Der Knacks und nichts mehr ist wie zuvor
Der Knacks und nichts mehr ist wie zuvor

Aus dem Buch von Roger Willemsen ,,Der Knacks".

UTOPIA - Thomas Morus

machte sich zu Anfang des 16. Jahrhunderts lauter konstruktive Gedanken über eine ideale Gesellschaft, und bis in die Arbeitspläne und die Feierabendgestaltung hinein suchte er die Vision eines freiheitlichen und gerechten Staates zu umreißen. In einem besonnenen Schritt schaffen die Utopier zunächst das Gold ab und sich selbst damit eine Menge von Problemen und Hierarchien vom Hals.

Gold bleibt künftig den Kindern

und den Einfältigen zum Spielen vorbehalten, es ist jeden Tauschwertes beraubt. Als nun eine politische Delegation aus einem Nachbarland anreist, haben die hohen Repräsentanten der fremden Nation viel Gold und Schmuck angelegt, während die Sklaven schmucklos und unauffällig gewandet daherkommen. Entsprechend halten die Utopier die Delegationsleiter mit ihren goldenen Ketten für gefesselt, für kindisch oder närrisch und wenden sich an die ungeschmückten Sklaven, die sie in ihrer Schmucklosigkeit als die wahren Herren willkommen heißen. Mir erscheint die Hinwendung zu den Sklaven in dieser symbolischen Erzählung als Gestus der humanitären Vernunft, und man muss nicht wie die Utopier die Nichtigkeit des Besitzes propagieren, um sich mit ihnen zu wundern, »dass es einen Menschen gibt, dem das trübselige Funkeln eines winzigen Splitters oder Steinchens Spaß macht, wo er doch die Sterne oder selbst die Sonne betrachten kann, oder der so unsinnig ist, dass er sich wegen eines feineren Wollfadens für vornehmer dünkt, während doch diese Wolle selbst, wie fein auch der Faden sein mag, einst ein Schaf getragen hat, das dabei doch nichts anderes gewesen ist als ein Schaf.
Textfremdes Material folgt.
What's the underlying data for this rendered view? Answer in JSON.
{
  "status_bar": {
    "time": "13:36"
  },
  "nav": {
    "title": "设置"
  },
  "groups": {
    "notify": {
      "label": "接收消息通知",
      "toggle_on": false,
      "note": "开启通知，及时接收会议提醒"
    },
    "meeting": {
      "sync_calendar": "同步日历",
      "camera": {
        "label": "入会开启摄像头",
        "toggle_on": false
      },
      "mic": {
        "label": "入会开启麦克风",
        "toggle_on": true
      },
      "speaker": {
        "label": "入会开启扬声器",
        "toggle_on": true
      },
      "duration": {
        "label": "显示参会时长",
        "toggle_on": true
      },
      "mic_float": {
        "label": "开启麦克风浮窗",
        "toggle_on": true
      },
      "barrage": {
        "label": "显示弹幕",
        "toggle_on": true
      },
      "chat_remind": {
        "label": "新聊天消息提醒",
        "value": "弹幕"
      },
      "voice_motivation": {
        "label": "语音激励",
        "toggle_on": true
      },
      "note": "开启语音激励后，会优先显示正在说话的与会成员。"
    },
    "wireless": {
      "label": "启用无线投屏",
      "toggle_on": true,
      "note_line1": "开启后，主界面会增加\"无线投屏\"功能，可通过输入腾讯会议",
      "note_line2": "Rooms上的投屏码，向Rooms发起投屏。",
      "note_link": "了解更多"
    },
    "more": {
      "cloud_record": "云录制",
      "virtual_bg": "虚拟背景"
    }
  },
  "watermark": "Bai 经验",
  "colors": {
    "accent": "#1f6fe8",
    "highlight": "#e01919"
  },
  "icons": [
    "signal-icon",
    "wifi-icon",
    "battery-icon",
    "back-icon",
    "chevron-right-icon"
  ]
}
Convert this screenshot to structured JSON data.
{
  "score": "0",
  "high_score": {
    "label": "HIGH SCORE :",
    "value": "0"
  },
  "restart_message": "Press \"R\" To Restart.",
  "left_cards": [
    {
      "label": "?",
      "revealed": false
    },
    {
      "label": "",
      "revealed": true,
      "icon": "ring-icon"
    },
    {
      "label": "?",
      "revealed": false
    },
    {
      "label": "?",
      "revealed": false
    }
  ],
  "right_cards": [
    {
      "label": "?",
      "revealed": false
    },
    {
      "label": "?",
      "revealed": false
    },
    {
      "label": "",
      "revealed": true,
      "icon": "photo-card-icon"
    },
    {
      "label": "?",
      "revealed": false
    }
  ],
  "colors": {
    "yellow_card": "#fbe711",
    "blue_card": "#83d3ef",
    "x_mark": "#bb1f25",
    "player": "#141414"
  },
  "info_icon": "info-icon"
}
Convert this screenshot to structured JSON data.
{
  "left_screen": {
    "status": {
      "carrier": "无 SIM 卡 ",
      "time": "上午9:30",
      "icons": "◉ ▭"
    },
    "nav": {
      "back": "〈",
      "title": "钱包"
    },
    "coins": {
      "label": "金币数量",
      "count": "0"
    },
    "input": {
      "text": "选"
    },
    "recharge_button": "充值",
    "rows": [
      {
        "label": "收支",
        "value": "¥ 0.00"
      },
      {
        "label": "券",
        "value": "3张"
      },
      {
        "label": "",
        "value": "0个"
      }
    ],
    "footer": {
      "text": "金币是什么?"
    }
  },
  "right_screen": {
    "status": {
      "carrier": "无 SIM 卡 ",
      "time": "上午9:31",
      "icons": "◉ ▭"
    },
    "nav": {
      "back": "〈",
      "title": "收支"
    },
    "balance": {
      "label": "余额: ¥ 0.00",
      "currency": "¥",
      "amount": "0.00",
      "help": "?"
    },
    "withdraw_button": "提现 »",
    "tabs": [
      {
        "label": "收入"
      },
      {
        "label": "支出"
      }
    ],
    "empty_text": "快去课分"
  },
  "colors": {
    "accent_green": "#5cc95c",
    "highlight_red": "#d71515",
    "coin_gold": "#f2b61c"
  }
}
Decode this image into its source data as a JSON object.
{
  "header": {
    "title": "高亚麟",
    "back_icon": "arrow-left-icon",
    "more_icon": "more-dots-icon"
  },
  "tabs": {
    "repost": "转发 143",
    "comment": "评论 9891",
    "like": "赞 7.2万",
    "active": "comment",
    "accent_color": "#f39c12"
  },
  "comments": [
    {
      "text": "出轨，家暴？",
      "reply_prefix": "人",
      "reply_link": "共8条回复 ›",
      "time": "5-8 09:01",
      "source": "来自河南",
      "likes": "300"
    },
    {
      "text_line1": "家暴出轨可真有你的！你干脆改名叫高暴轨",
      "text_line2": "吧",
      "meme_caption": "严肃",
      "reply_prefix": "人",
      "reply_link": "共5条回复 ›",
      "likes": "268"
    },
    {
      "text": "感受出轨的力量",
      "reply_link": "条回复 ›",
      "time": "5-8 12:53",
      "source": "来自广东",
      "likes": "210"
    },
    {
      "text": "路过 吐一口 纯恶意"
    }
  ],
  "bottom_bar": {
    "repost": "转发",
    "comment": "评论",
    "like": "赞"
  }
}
Selbst der Mensch gilt weniger

Sie verstehen genausowenig, dass das von Natur aus unnütze Gold heutzutage überall in der Welt so geschätzt wird, dass selbst der Mensch, durch den und vor allem für den es diesen Wert erhalten hat, viel weniger gilt als das Gold, ja dass irgendein Bleischädel, der nicht mehr Geist als ein Holzklotz besitzt und ebenso schlecht wie dumm ist, dennoch viele kluge und wackere Männer in seinem Dienst haben kann, nur deshalb, weil ihm ein großer Haufen Goldstücke zugefallen ist.

Armut und das Selbstbild der Gesellschaft

In der Armut wird das Selbstbild der Gesellschaft gekränkt und bestätigt: gekränkt, weil ihre idealen Bilder ohne Rückstände produzieren möchte, bestätigt, weil sie diese Armut ja selbst herstellt, die Produktion von Armut also genau so forciert wie ihr Pendant, den Wohlstand.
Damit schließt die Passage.